If you have an un-keyed version of your map you might consider showing it to the players. This way, you can get guidance from the players regarding where generally they want to explore and you can summarize what they found in the less interesting regions of your map. Then focus tightly on the important parts whether that be where monsters lair or an ancient mural with the necessary clue to finish the adventure.
If you are running tight on time, you can even revisit the trope of in media res. Once the PCs have uncovered the dastardly plot of the Cult of Rovagug roll for initiative and cut right into the fight at the gates of the enemy temple. Now all the PCs need to do is get inside.
Don’t Let the Rules Become a Drag
You have a very limited time and Pathfinder has ten years’ worth of books. The size of the Pathfinder library can make finding a particular rule a daunting task. Even if your table is normally used to playing with the rules as written and will happily spend 30 minutes searching for the exact right answer don’t fall to this temptation. Use your understanding of the rules to make a quick call on whatever is bogging down gameplay, whether it is a DC, an item’s hardness, a monster ability, or something else. Just make a call and move on.
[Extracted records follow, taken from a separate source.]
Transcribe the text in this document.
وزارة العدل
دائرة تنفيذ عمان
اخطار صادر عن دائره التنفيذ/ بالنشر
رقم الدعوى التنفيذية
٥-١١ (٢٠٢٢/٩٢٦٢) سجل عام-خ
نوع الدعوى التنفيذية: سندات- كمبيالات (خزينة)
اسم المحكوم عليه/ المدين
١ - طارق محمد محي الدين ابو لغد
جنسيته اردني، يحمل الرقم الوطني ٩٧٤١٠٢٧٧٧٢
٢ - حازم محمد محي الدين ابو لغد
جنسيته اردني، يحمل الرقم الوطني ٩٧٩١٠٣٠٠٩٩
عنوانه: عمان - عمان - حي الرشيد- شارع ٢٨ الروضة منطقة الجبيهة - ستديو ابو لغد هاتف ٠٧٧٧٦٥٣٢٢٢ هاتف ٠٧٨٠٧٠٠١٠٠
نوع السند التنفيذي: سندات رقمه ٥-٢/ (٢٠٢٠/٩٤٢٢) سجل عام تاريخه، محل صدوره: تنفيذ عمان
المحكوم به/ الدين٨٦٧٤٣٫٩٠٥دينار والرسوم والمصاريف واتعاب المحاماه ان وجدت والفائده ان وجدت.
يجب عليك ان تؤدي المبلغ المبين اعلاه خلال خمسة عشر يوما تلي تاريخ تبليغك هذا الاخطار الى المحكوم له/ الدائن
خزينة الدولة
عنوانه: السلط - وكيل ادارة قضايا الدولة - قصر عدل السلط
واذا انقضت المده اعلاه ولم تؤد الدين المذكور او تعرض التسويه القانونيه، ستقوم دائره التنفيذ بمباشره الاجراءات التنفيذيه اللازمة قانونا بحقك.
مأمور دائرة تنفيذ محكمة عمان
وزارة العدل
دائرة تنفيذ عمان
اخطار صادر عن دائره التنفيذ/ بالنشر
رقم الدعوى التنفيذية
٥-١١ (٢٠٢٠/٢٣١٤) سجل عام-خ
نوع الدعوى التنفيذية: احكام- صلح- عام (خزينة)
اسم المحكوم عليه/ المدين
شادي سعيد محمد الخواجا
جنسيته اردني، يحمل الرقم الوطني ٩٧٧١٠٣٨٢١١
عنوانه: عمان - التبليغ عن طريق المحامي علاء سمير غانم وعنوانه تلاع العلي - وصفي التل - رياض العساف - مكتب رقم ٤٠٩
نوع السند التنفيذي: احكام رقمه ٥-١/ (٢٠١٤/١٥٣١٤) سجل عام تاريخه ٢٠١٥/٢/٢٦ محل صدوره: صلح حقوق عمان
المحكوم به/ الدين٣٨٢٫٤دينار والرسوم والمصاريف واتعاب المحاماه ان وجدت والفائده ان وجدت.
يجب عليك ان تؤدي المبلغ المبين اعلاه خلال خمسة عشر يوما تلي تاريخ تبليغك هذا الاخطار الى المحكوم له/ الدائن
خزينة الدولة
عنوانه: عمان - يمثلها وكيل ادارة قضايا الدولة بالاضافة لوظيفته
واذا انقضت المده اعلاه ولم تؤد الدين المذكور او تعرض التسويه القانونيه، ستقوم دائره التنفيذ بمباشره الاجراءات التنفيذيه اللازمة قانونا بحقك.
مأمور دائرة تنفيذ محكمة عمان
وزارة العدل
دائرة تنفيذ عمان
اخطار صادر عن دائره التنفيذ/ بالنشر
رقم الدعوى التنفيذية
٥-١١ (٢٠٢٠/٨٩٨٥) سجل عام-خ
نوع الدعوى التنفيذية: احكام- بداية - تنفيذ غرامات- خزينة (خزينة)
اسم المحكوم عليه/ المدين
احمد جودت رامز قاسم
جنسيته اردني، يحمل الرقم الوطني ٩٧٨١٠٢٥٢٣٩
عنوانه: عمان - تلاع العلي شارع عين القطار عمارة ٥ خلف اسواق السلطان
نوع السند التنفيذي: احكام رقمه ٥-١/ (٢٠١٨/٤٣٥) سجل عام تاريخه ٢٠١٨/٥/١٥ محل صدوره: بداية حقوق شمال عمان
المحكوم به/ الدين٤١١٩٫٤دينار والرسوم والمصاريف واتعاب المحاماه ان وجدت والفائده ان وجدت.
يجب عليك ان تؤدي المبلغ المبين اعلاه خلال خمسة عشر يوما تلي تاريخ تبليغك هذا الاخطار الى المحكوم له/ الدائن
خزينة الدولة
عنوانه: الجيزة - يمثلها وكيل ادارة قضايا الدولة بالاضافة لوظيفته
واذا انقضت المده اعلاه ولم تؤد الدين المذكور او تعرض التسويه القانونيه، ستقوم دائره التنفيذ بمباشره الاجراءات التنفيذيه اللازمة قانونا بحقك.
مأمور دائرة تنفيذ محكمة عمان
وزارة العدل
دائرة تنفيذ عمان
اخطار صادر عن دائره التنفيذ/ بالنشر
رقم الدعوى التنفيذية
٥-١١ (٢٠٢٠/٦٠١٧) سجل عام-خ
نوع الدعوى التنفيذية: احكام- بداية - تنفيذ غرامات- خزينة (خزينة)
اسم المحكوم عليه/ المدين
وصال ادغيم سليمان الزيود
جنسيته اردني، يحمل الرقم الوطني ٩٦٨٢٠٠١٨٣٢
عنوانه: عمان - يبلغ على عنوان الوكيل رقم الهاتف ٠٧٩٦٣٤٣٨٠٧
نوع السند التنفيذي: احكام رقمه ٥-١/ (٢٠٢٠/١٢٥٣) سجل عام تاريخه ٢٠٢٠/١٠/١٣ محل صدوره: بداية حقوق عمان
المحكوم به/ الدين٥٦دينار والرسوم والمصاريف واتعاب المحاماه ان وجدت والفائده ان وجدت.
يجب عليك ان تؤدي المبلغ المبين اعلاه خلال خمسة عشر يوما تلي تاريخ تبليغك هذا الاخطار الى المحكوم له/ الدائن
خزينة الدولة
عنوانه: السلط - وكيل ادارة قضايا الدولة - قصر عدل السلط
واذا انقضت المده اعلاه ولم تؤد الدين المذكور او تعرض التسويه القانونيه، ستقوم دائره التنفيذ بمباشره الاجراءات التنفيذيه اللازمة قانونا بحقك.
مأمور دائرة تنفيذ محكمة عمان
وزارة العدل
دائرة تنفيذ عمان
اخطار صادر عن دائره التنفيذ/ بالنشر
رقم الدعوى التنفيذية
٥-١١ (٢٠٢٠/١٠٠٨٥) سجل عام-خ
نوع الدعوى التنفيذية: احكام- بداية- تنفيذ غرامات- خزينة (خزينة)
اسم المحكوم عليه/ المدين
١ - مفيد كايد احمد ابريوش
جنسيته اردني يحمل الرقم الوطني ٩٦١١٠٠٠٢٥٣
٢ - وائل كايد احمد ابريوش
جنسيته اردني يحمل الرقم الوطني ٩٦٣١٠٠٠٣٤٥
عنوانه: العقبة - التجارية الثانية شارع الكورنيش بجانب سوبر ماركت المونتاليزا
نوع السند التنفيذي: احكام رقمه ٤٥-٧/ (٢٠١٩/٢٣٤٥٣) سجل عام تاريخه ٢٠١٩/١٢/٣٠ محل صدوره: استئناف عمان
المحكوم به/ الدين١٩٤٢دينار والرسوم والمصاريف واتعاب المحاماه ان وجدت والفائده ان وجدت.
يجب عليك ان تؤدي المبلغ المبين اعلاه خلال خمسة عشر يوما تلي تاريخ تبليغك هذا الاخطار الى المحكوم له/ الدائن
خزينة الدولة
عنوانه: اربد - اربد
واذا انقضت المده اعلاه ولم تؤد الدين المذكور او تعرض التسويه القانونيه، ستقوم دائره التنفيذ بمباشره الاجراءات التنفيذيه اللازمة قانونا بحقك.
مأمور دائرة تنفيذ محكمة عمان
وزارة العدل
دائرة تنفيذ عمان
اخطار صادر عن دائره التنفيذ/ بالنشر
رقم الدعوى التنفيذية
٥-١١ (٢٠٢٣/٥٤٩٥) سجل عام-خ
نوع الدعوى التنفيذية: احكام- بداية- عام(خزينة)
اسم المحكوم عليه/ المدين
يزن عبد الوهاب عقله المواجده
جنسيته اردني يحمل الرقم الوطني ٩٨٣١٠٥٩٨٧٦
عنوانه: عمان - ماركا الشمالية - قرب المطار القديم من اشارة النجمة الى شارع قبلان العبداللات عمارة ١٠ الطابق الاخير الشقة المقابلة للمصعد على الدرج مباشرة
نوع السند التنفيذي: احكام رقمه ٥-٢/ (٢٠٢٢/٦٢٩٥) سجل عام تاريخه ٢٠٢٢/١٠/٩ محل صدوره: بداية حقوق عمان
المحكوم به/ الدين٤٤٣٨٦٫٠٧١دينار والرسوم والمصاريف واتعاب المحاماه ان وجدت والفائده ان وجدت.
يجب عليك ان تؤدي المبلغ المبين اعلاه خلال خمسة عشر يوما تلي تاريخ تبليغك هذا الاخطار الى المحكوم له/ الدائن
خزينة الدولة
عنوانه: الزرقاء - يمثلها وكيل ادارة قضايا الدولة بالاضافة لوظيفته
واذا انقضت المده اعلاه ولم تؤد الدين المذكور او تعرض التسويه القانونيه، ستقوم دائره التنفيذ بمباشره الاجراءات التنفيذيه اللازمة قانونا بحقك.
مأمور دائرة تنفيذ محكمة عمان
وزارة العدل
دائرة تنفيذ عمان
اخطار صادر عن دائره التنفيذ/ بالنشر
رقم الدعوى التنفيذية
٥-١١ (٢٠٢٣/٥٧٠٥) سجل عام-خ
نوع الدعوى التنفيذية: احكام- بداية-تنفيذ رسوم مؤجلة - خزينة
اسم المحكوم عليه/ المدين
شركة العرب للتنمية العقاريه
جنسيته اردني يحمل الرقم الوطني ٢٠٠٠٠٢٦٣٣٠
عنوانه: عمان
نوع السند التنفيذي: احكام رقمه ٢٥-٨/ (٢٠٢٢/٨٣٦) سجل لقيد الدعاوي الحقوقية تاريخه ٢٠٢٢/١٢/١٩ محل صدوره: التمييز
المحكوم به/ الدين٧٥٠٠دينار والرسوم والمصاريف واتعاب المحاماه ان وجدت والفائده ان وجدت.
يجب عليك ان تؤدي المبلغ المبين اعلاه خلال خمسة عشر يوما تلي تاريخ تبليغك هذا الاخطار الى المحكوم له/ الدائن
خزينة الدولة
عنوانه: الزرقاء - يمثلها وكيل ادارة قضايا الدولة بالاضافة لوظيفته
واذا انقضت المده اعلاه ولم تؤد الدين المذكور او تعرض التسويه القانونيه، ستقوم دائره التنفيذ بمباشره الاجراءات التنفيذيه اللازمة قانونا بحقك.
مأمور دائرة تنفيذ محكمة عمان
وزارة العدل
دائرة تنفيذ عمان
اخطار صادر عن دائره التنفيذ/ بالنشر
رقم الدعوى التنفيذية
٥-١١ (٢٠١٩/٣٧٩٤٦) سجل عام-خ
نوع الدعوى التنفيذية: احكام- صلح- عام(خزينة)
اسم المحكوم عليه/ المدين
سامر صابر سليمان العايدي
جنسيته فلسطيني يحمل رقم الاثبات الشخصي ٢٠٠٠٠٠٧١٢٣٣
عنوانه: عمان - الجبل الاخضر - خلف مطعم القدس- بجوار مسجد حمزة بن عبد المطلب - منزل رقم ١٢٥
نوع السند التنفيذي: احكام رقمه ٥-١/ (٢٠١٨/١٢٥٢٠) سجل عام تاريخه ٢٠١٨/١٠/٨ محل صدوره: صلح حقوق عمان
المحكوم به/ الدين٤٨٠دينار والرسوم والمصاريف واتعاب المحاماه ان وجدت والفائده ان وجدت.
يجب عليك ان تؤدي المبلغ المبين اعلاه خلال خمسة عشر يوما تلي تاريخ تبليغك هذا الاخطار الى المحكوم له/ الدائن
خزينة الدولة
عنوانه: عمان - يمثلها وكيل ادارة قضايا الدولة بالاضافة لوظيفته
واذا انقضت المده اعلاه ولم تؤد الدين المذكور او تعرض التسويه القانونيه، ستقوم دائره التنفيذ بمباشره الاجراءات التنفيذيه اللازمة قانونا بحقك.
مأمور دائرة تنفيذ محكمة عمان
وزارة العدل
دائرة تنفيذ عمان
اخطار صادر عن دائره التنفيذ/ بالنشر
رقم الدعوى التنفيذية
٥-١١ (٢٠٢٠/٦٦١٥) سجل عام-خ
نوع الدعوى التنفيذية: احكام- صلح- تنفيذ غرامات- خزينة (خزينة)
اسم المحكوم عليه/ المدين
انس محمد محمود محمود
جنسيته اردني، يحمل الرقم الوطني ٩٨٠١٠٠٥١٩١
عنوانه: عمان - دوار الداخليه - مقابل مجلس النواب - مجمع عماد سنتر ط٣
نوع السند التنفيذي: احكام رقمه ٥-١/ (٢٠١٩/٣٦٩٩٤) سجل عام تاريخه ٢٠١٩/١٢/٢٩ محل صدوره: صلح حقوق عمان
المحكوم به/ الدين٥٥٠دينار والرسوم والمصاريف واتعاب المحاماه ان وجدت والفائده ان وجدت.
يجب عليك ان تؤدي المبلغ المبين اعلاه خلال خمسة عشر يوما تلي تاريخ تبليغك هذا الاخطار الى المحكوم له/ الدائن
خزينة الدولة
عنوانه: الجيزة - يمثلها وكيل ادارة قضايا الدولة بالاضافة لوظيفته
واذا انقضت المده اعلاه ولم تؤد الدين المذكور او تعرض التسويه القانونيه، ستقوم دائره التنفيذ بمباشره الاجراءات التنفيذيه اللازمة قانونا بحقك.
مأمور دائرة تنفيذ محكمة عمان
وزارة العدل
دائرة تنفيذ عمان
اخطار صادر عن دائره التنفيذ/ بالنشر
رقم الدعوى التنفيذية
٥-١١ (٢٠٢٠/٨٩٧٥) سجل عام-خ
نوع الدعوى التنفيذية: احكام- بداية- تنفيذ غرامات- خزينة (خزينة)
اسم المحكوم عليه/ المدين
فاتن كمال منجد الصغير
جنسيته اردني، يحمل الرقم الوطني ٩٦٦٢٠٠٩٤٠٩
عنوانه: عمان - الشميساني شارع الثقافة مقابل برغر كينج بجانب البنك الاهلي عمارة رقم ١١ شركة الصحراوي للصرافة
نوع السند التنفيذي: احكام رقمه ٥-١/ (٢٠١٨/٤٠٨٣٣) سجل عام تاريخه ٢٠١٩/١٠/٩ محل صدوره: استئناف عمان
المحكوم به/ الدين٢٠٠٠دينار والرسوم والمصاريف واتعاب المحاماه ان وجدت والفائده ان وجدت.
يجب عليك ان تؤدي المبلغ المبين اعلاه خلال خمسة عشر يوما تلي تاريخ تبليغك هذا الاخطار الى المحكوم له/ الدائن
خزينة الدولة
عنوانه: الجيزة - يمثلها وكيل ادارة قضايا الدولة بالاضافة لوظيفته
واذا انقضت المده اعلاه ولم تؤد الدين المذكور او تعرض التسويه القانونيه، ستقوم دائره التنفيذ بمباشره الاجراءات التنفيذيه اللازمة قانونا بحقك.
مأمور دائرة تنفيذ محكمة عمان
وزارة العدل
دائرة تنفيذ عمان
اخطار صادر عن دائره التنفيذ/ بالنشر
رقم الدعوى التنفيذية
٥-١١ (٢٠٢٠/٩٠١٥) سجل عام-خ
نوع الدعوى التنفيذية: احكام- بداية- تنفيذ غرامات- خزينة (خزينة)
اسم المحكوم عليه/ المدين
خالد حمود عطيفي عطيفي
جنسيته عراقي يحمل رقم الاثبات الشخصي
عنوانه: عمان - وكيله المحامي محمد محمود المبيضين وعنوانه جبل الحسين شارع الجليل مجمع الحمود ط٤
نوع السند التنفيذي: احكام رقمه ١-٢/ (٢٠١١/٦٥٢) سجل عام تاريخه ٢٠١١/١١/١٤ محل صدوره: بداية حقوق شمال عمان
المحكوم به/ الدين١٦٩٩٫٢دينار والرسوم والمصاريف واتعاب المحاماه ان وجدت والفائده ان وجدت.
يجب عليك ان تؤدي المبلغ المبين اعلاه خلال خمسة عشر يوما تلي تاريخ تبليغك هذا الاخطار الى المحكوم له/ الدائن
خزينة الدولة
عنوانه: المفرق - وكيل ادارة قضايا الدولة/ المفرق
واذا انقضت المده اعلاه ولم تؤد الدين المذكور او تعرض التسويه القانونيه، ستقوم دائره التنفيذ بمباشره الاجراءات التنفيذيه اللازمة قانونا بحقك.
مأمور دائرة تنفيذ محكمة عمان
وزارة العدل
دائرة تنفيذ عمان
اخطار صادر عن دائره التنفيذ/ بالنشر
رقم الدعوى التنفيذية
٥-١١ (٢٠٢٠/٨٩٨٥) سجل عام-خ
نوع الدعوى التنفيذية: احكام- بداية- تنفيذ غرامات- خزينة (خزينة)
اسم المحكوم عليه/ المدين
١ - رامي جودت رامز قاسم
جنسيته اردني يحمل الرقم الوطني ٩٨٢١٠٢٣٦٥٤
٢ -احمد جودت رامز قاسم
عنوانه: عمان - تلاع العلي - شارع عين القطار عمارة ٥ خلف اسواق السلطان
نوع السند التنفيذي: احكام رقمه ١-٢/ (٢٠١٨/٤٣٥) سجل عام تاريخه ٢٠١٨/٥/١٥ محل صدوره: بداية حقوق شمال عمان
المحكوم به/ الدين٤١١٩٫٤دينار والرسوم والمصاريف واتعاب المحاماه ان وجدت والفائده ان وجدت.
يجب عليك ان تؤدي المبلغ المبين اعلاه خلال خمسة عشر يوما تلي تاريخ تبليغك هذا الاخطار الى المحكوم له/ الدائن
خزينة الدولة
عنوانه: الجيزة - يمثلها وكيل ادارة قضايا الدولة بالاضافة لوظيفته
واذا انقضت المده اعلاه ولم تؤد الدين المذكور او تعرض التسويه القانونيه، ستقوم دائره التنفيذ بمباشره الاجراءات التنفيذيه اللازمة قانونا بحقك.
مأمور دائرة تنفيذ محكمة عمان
To speed up combat but keep it exciting and cinematic, you might even consider running encounters with D&D style minions to raise the stakes but not over complicate things at the table. Give these minions 1 HP each and if you want them to be a little hardier maybe DR 5 or 10 depending on your PCs level. This approach makes for more exciting minions than padding the encounter with low CR Stormtroopers or goblins that really don’t threaten the PCs. Plus, this option requires very little bookkeeping on your part.
One Final Tip
With time so short in a one-shot game it’s easy to accidentally overlook a particular PC’s niche especially if you’ve planned a lot of action scenes and that player made a social character or puzzle solver. Make sure you have things for the those characters to do that lets them shine as brightly as the characters who specialize in combat.